Measuring Stress In Emergency Work

Dec. 1, 1997

Stress is a big part of the job in the fire and emergency medical services. Little research has been done, however, on predicting symptomatic distress in emergency workers. Two recent studies attempted to look at the personality traits exhibited by those with severe emotional responses and those who manage to cope better.

Photo by Keith D. Cullom Researchers studied emergency workers who responded to the Interstate 80 collapse.

More of the research focused on victims of disasters than on those involved in rescue or recovery operations. Emergency responders, however, usually have much higher levels of exposure to the experiences related to development of post-traumatic stress disorder and other psychological problems than do the civilian victims.

Daniel Weiss and others from the Department of Psychiatry at the University of California, San Francisco, studied emergency workers involved in operations at the Interstate 880 collapse following the Loma Prieta earthquake in 1989. Their main focus was on how the presence of disassociative symptoms such as depersonalization (a feeling that a person is at another place "watching" the incident) during the response impacted on later coping behaviors.

Subjects were recruited from four categories: police, fire, EMS and California highway department personnel.
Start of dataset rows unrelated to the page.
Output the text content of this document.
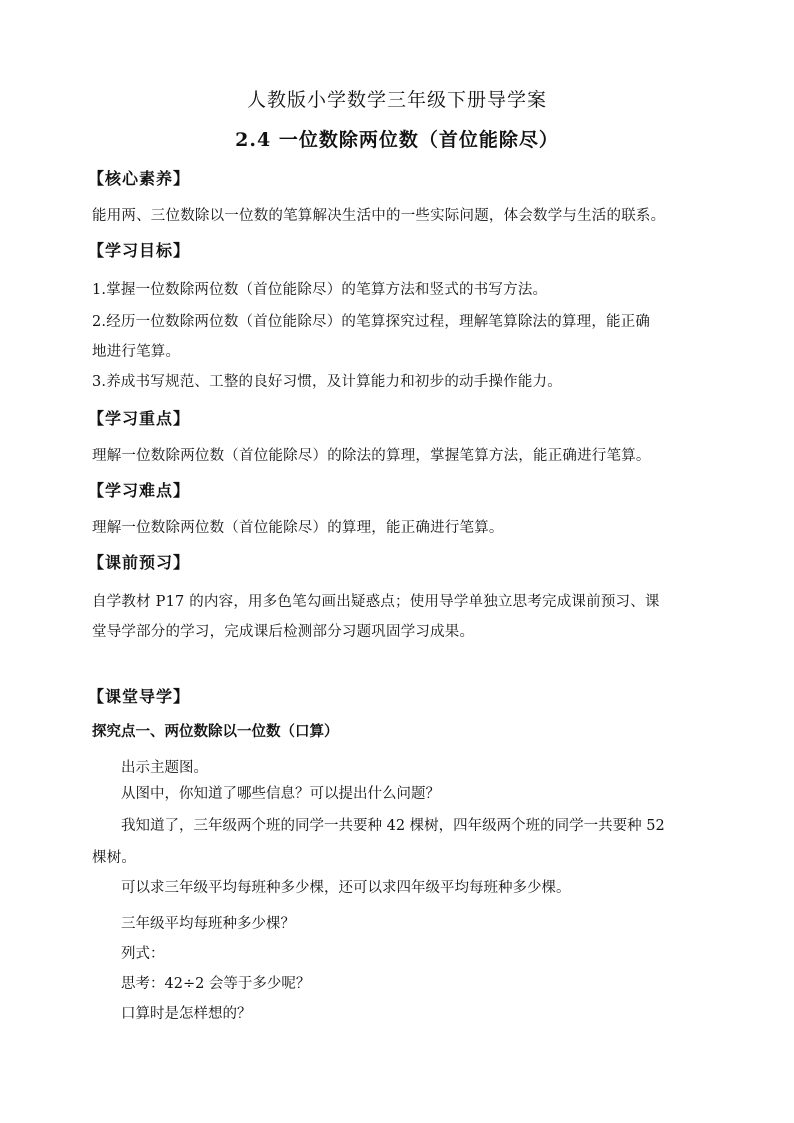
人教版小学数学三年级下册导学案
2.4 一位数除两位数（首位能除尽）
【核心素养】
能用两、三位数除以一位数的笔算解决生活中的一些实际问题，体会数学与生活的联系。
【学习目标】
1.掌握一位数除两位数（首位能除尽）的笔算方法和竖式的书写方法。
2.经历一位数除两位数（首位能除尽）的笔算探究过程，理解笔算除法的算理，能正确
地进行笔算。
3.养成书写规范、工整的良好习惯，及计算能力和初步的动手操作能力。
【学习重点】
理解一位数除两位数（首位能除尽）的除法的算理，掌握笔算方法，能正确进行笔算。
【学习难点】
理解一位数除两位数（首位能除尽）的算理，能正确进行笔算。
【课前预习】
自学教材 P17 的内容，用多色笔勾画出疑惑点；使用导学单独立思考完成课前预习、课
堂导学部分的学习，完成课后检测部分习题巩固学习成果。
【课堂导学】
探究点一、两位数除以一位数（口算）
出示主题图。
从图中，你知道了哪些信息？可以提出什么问题？
我知道了，三年级两个班的同学一共要种 42 棵树，四年级两个班的同学一共要种 52
棵树。
可以求三年级平均每班种多少棵，还可以求四年级平均每班种多少棵。
三年级平均每班种多少棵？
列式：
思考：42÷2 会等于多少呢？
口算时是怎样想的？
Participants were taken from those who actually worked the I-880 site, those who lived and worked in the city on the day of the quake but were not assigned to duty at the collapse; and emergency workers from San Diego. These last two were essentially used as a control group.

All those involved were given tests to measure symptomatic response, adjustment and social support. All measures were completed in regard to a specific incident with those at the interstate using that as their focus. For the other groups, each worker selected some incident recalled as their most stressful.

The researchers noticed that greater exposure to the traumatic critical incident was associated with higher levels of symptomatic distress. In addition, lower levels of pre-trauma psychological adjustment were associated with higher levels of distress.

"Whatever the mechanism, it appears increasingly clear that disassociation during the traumatic event is an important risk factor for future problems after exposure to critical incidents," Weiss said.

The second paper focused on volunteer brushfire brigades in Austra-lia. Carmon Moran of the University of Sydney and Neil Britton, chief advisor to the Civil Defense Department in Wellington, New Zealand, looked at two emergency services organizations. Participants were given four standardized tests to measure demographic and work variables, personality and a stress symptom checklist. The common perception, especially among many emergency services workers, is that they are more psychologically prepared for stress than some others. This can be described as "hardiness."

"There is no evidence to support the idea that emergency service volunteers demonstrate more 'hardy' personality characteristics," Britton said. "Our subjects demonstrated a reasonably wide range of scores, which suggests there is no single 'hardy' type in this emergency group."

One significant predictor of stress reactions was length of service more years of front-line emergency work seems to be linked with a more severe reaction. Also, those with more experience and working in busier units were more likely to report a longer reaction to a traumatic incident. "It may be that the business of the volunteer unit may be the more important work-related variable here, as it is often combined with degree of exposure to trauma," Britton noted. "That is the higher frequency of call-outs increases the risk of exposure to disturbing events."

This may be especially significant since the study focused on volunteer departments in a rural setting. Paid workers usually experience a greater volume of calls and there is a potential for major differences in the nature and types of responses due to factors associated with rural vs. urban areas.

Personality variables do not appear to be predictive of who will get into trouble and who won't; length of service and unit call-out frequencies were much more important.

"Any association between length of service and reactions is interesting," Britton said, "because it suggests that time does not necessarily 'heal' the reactions generated from emergency work."

Kurt Ullman, a Firehouse® contributing editor, is a registered nurse and regional chairman of the volunteer Indiana Arson and Crime Association.